Kelly wanted to investigate if the amount of time spent basking under heat lamps by pregnant females influenced the number, sex, shape, size and performance of their offspring. She collected pregnant females from the wild and divided them into groups in the lab. One group received a low-basking regime of 28 hours per week, the second received basking similar to that experienced in the wild (40 hours per week), and the third was exposed to a high-basking regime of 56 hours per week.
Feeding regimes
When reptiles are kept in captivity, they are often given as much food as they want to eat. This results in fatter, faster-growing individuals. However, there is some evidence that fat individuals can’t run as quickly. Kelly is investigating whether individuals that are fatter and slower with plenty of reserves have a better chance of survival once released to the wild than those that are thinner and potentially faster.

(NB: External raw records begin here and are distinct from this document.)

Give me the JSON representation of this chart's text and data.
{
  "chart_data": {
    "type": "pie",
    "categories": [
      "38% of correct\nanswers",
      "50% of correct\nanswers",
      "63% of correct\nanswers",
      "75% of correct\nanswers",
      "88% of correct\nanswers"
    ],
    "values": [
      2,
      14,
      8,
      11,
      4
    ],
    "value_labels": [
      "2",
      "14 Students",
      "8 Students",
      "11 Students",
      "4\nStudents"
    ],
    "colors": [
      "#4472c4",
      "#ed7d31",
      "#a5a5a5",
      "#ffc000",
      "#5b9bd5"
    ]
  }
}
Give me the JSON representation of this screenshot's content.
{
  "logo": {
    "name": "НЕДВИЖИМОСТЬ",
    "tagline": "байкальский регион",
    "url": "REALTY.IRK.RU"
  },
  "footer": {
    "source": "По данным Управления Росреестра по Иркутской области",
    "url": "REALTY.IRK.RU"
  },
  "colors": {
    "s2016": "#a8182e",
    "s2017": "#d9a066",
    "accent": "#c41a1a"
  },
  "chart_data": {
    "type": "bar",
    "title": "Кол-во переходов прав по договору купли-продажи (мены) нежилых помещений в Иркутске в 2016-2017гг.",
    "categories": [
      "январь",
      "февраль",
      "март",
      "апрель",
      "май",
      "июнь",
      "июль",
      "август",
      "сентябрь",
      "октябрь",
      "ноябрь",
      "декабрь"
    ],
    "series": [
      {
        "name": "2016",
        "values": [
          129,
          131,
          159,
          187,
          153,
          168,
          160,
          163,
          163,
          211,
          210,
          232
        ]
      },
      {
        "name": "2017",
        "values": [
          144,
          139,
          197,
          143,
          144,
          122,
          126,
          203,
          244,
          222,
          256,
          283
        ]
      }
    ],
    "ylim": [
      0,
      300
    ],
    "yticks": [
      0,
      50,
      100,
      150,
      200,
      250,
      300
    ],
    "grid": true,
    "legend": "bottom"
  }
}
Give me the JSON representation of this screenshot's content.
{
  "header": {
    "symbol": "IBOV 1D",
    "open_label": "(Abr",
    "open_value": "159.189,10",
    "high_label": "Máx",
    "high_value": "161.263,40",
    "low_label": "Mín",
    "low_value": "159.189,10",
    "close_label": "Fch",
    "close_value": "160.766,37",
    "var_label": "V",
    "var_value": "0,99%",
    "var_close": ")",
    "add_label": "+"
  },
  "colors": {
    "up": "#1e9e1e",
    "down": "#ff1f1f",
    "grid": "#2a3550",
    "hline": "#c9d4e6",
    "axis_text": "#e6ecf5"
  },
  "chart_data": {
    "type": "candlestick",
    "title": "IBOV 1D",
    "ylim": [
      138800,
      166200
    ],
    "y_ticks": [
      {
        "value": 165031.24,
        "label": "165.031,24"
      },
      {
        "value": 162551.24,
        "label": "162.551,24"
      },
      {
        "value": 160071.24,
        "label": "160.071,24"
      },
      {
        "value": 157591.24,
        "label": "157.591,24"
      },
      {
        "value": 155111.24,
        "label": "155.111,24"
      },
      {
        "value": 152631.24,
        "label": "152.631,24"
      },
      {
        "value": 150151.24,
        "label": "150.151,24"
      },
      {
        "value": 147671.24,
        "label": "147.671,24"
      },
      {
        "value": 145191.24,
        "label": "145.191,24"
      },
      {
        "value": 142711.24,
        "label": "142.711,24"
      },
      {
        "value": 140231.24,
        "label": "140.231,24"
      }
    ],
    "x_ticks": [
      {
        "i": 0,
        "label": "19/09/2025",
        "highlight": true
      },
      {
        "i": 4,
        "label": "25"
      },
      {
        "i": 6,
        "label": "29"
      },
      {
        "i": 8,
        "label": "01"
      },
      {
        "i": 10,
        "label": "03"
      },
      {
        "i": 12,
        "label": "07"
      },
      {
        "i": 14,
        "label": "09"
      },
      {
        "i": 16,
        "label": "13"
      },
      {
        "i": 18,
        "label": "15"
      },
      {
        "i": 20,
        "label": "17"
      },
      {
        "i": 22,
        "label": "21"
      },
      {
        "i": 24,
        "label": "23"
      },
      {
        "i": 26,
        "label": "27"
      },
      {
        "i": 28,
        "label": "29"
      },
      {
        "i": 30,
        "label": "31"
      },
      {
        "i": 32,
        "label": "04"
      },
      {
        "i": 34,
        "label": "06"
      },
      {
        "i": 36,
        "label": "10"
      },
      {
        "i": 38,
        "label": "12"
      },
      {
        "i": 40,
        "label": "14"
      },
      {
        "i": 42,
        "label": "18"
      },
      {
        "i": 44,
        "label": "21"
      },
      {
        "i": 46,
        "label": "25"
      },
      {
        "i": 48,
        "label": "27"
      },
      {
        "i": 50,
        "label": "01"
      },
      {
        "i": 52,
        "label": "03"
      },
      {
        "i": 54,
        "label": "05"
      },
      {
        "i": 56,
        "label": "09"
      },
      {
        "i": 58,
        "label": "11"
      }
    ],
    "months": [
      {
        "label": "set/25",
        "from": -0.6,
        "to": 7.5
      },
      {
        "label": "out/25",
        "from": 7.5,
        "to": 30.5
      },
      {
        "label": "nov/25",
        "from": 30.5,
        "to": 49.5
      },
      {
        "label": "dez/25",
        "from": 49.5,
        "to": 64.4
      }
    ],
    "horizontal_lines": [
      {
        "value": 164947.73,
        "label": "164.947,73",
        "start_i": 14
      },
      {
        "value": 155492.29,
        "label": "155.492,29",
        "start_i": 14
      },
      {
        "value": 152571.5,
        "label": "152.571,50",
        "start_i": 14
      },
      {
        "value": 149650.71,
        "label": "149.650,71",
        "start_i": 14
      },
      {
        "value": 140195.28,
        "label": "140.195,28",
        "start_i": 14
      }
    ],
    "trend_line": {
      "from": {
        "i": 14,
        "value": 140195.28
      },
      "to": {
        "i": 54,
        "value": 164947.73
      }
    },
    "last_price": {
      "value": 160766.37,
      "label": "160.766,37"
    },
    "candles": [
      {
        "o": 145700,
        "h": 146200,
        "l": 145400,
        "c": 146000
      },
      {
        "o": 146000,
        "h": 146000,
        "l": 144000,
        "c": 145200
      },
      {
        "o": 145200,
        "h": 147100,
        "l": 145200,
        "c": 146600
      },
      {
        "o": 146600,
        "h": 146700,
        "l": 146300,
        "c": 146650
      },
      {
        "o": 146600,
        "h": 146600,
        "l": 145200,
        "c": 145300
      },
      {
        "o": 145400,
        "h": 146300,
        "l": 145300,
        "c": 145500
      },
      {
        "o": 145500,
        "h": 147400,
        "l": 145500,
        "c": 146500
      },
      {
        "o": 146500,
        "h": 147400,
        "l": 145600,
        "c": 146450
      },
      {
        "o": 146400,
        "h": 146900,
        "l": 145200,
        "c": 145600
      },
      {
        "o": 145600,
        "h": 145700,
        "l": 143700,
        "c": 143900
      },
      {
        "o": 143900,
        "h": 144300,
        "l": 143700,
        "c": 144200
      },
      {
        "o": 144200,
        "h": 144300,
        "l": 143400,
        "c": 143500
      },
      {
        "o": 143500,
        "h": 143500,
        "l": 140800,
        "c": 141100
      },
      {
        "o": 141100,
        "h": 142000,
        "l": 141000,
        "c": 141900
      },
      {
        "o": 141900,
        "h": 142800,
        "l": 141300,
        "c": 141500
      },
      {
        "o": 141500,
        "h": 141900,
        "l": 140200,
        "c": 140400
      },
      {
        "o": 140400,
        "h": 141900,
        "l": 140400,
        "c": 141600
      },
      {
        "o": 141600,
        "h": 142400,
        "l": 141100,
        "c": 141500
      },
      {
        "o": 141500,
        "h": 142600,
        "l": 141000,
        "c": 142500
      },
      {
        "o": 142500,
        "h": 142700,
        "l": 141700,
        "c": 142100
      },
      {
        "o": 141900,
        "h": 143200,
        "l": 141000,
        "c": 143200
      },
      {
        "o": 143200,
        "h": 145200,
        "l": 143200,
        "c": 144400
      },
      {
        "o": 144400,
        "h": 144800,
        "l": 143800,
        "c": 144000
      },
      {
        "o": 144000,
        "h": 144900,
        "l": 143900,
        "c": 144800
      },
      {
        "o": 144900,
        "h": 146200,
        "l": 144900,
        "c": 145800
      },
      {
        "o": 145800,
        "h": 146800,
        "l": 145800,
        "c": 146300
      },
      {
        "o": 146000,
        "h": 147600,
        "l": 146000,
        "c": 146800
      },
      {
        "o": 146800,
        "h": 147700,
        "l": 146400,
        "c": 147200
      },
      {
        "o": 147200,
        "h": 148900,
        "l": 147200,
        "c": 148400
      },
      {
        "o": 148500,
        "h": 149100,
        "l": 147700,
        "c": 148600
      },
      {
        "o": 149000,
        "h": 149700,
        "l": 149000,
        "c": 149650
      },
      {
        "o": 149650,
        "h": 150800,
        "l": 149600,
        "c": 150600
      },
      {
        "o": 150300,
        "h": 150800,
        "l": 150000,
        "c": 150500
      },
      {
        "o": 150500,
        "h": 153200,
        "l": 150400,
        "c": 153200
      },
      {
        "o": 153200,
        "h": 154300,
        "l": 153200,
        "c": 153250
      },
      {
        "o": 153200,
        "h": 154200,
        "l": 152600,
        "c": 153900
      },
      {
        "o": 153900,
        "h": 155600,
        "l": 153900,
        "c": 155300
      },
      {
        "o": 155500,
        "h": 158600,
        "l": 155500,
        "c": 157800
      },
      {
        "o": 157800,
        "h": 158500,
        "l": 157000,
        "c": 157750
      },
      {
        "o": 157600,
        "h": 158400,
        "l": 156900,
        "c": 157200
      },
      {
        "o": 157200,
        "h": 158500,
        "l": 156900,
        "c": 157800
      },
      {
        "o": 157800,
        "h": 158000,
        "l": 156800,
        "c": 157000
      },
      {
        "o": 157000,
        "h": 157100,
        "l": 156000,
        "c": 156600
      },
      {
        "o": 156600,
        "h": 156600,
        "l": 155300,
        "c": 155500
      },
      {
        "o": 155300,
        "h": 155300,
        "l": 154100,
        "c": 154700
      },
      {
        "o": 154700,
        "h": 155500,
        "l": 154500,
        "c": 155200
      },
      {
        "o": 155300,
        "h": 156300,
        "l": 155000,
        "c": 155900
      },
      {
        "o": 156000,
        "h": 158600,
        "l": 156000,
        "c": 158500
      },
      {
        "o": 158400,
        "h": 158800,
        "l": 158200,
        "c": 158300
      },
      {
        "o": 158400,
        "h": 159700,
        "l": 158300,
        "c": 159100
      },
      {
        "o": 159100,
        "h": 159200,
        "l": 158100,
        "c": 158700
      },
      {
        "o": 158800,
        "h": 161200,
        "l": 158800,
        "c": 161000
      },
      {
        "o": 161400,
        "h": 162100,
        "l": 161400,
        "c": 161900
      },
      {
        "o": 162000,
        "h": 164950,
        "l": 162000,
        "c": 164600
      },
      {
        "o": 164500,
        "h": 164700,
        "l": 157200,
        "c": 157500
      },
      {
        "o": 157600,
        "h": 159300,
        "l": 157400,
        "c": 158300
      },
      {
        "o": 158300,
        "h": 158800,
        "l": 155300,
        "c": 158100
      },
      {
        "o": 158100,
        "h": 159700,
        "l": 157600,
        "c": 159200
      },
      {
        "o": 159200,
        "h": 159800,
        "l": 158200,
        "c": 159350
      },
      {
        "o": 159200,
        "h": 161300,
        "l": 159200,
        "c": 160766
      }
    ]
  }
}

Kelly has 3 different feeding regimes – one where the skinks are fed all the time and can eat as much as they like, another where the skinks are fed 3 times per week and a 3rd control group of wild individuals in special enclosures at Macraes Flat, Otago.
Reptile racetrack
Measuring sprint speed is a research technique used by scientists to rate the performance of individuals. For example, faster skinks generally perform better in terms of escaping predators, finding mates and catching food. After the different feeding regimes, Kelly will measure the sprint speed of individuals before they are released to the wild. She will then study them for 6 months and see whether the faster ones do better in the wild (increase in size and survive) and will link this back to their feeding regime.
Results
Kelly’s research was published in 2012. In summary she reports, "Our data indicate that, for Otago skinks, apparently negative changes in phenotype brought about by captive conditions (e.g. potential obesity and reduced speed) are not critical for their short-term survival, or ability to reproduce, where exotic predators are controlled."
The findings from the basking regime research indicate the females in the higher-basking groups have more offspring than those in the low-basking group. However, there didn’t appear to be a significant difference in the quality of offspring. These results have important implications for captive populations and suggest that, at this stage, providing plenty of opportunity for basking would increase the number of offspring born in captivity.